Des accusations réitérées sans éléments probants
Donald Trump a déclaré que les documents qu’il s’apprête à déclassifier révéleraient des « vulnérabilités choquantes » dans le système électoral américain. Il a avancé que, « sur plusieurs années, à partir de l’élection (présidentielle) de 2020, la Chine a mené ce qui apparaît comme la plus grosse opération de piratage de données électorales de l’Histoire, aboutissant à l’acquisition illicite par la Chine de 220 millions de fichiers d’électeurs américains ». Cependant, ces allégations n’ont été accompagnées d’aucune preuve tangible présentée au public ou aux agences de renseignement américaines. Le président républicain a répété, une nouvelle fois sans preuve, que l’élection de 2020 lui avait été « volée », une position qui avait déjà conduit à une grave crise politique et à l’assaut du Capitole le 6 janvier 2021.
La réponse ferme de Pékin
Les autorités chinoises ont rapidement réagi à ces accusations. Dans un communiqué officiel, le ministère chinois des Affaires étrangères a fermement démenti toute implication de la Chine dans un quelconque piratage de données électorales américaines. Pékin a qualifié ces allégations de « calomnies sans fondement » et a exhorté Washington à cesser de « diaboliser la Chine à des fins politiques intérieures ». Selon des sources diplomatiques citées par Le Figaro, la Chine a également rappelé son attachement à la non-ingérence dans les affaires intérieures des États souverains, tout en soulignant que de telles accusations pourraient nuire aux relations bilatérales déjà tendues.

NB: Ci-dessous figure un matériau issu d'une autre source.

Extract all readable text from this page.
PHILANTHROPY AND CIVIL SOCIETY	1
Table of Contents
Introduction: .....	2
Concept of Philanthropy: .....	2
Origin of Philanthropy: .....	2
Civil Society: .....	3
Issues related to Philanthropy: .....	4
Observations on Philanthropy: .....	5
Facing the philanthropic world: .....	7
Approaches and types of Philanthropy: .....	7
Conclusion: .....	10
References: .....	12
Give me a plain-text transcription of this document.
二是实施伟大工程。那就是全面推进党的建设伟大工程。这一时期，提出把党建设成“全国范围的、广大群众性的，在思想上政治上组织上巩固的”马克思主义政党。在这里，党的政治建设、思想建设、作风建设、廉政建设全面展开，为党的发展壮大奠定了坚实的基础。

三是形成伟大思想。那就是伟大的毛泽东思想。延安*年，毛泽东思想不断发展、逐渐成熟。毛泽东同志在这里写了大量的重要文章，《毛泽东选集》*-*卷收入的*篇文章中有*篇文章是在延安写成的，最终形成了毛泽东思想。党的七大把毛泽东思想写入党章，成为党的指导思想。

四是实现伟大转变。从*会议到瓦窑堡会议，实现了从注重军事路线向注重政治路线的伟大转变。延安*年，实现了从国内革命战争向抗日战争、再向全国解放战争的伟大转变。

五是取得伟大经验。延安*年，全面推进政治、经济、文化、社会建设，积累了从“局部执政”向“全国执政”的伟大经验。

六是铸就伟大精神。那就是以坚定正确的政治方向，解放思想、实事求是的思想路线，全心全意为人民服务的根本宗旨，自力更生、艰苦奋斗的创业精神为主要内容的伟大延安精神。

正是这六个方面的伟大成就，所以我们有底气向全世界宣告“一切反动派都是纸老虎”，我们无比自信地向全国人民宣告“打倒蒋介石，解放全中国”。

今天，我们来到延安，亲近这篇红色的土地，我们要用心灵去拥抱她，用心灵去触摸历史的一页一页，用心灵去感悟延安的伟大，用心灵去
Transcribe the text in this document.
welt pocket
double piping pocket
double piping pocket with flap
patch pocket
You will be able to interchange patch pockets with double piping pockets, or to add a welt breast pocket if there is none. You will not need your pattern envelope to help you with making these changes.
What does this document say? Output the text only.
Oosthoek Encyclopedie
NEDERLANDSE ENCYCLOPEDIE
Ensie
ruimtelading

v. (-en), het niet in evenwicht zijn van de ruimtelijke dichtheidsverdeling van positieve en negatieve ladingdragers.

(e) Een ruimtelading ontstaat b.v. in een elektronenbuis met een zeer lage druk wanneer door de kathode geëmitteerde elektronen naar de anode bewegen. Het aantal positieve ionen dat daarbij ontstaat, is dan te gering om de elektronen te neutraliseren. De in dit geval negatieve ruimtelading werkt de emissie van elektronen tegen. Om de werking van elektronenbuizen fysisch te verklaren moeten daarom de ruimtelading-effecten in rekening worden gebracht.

Un contexte politique américain sous tension
Cette nouvelle salve d’accusations intervient dans un climat politique américain particulièrement volatile. Donald Trump, qui brigue un nouveau mandat, semble vouloir instrumentaliser la question de l’intégrité électorale pour galvaniser sa base électorale. Cependant, les experts en cybersécurité et les anciens responsables du renseignement américain restent sceptiques. Selon plusieurs rapports d’agences fédérales, aucune preuve crédible d’un piratage massif des données électorales par la Chine n’a jamais été établie. Par ailleurs, la déclassification de documents annoncée par le président pourrait, selon certains observateurs, viser davantage à créer une polémique médiatique qu’à apporter des éléments nouveaux sur une prétendue ingérence. Les implications de ces accusations pour la sécurité nationale et la confiance dans le processus démocratique américain demeurent, en l’état, incertaines.